StefanKarpinski commented 10 years ago

That's basically what I was proposing, except that . defaults to .. so it's not breaking.

mauro3 commented 10 years ago

Sorry, I should have re-read!

But I think the . not defaulting to .. might actually be nice (apart from that it is breaking), as it would force a decision on the developer about what is public API and what not. Also, if the user uses a .. than he can expect that his code may break, whereas . should not.

StefanKarpinski commented 10 years ago

That's a good point. We can go that route by having a.b default to a..b with a deprecation warning.

quinnj commented 10 years ago

From a style perspective, I think I'd much prefer to see

a = [1:10]
a.length()
a.size()

than

a.length
a.size

I think it helps preserve the idea that a function is being called instead of just a property being retrieved that is somehow stored in the type (back to the "purity" concern above). I wonder if there's a way to help ensure this kind of style so things don't get as messy as it is in some other languages.

johnmyleswhite commented 10 years ago

I don't really like

a.length()

since then I can't tell if there was a function field in the original type. If . never accesses fields, that's obviously not an issue. Otherwise, it seems confusing to me.

StefanKarpinski commented 10 years ago

A priori, I feel that we shouldn't do either a.length() or a.length. But the question is why? What makes r.step different from r.length? Is it different? If they're not different, should we use step(r) and length(r) or r.step and r.length?
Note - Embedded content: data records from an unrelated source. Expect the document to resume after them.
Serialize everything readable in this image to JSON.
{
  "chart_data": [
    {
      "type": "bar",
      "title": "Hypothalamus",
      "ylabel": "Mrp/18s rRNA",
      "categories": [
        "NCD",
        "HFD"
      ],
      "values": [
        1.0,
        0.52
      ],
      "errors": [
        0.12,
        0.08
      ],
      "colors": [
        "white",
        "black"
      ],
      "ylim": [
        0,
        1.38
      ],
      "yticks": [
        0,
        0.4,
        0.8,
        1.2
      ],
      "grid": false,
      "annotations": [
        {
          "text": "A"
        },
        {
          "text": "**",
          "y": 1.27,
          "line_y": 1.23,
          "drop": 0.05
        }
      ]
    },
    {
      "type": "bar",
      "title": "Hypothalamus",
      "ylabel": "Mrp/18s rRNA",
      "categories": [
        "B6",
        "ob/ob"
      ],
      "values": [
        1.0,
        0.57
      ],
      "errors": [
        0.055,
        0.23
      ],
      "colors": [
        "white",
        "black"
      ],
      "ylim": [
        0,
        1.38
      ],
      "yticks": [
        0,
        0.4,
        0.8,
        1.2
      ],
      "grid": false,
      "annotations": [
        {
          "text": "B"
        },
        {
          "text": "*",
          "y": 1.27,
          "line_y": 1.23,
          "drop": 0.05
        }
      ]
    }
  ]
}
mauro3 commented 10 years ago

With the semantics suggested by Stefan and the addition by me it would be clear that . always is a function call (just like + too), whereas .. is always a field access.
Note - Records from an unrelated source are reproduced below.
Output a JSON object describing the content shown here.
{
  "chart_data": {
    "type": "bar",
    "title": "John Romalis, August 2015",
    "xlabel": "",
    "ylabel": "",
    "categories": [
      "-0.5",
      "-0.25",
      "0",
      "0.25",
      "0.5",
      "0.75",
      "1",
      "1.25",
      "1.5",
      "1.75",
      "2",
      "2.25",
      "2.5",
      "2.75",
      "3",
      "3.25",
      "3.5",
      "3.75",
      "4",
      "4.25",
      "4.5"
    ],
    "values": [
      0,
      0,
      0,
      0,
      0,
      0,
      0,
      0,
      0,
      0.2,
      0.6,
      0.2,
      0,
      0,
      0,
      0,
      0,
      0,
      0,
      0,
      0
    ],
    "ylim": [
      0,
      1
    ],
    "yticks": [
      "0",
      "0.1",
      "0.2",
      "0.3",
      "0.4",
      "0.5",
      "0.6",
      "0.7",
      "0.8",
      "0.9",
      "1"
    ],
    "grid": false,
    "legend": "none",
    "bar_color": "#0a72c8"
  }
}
On the issue whether a.length, etc is a good idea: how about . access should only be used to access actual data in the type, more or less as one would use the entries of a dict. Whereas we stick with functions for the none-data properties like, size, length, step etc. Because some of them will need extra parameters and, I think, the a.size(1) type of syntax is bad.

tknopp commented 10 years ago

Here is my take on this topic:

StefanKarpinski commented 10 years ago

Please let . default to ... Julia is not known to be a boilerplate language. Lets keep it that way

I do tend to agree with this. The syntax for setting even a synthetic property would just be a.property = b, not a.property() = b.
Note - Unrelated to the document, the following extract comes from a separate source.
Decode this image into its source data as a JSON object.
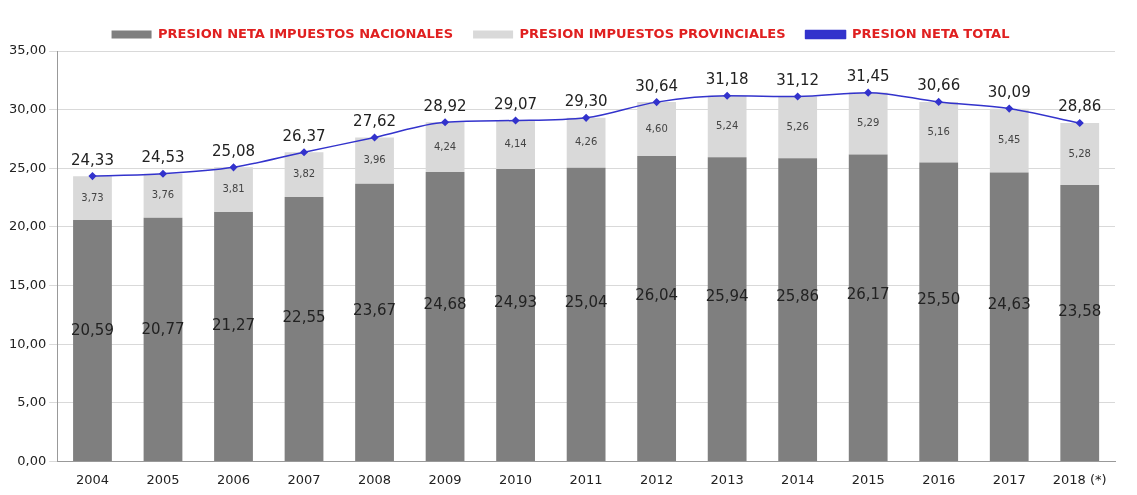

tknopp commented 10 years ago

Sure, I just wanted to make clear why a.property() as a syntax is IMHO not nice

tknopp commented 10 years ago

Or more clearly: The important thing about the dot syntax is not that one can associate functions with types/classes but its the ability to write getters/setters in a nice way. And getters/setters are important for data encapsulation (keep the interface stable but change the implementation)

jakebolewski commented 10 years ago

This change would be great from an API designers perspective but I agree that it should come with some sort of style guide to limit any future inconsistency.

This would enable Ruby like dsl's...

amt = 1.dollar + 2.dollars + 3.dollars.20.cents 

But be prepared for java like madness:

object.propert1.property2.property3 ....
BobPortmann commented 10 years ago

Just a few thoughts:

jakebolewski commented 10 years ago

@BobPortmann I disagree. A dictionary is a container object, the API for container objects is obj[index] or obj[key]. Right now because we don't have properties in Julia, the container API is overloaded to provide this functionality in libraries like PyCall and in OpenCL. This change helps to strengthen the distinction of the container API as it will not be overloaded to provide additional functionality.

tknopp commented 10 years ago

Using a->property for private fields would be a good way to keep C hackers away from Julia ;-)

I kind of like the .. syntax.

StefanKarpinski commented 10 years ago

The a->property syntax is already spoken for – that's an anonymous function. The a..b operator has been up for grabs for a while, however. There are some cases where you want something that's dict-like but has lots of optional fields. Using getter/setter syntax for that would be nicer than dict indexing syntax.

BobPortmann commented 10 years ago

"The a->property syntax is already spoken for – that's an anonymous function."

Yes, of course. It didn't look like it without spaces around the ->.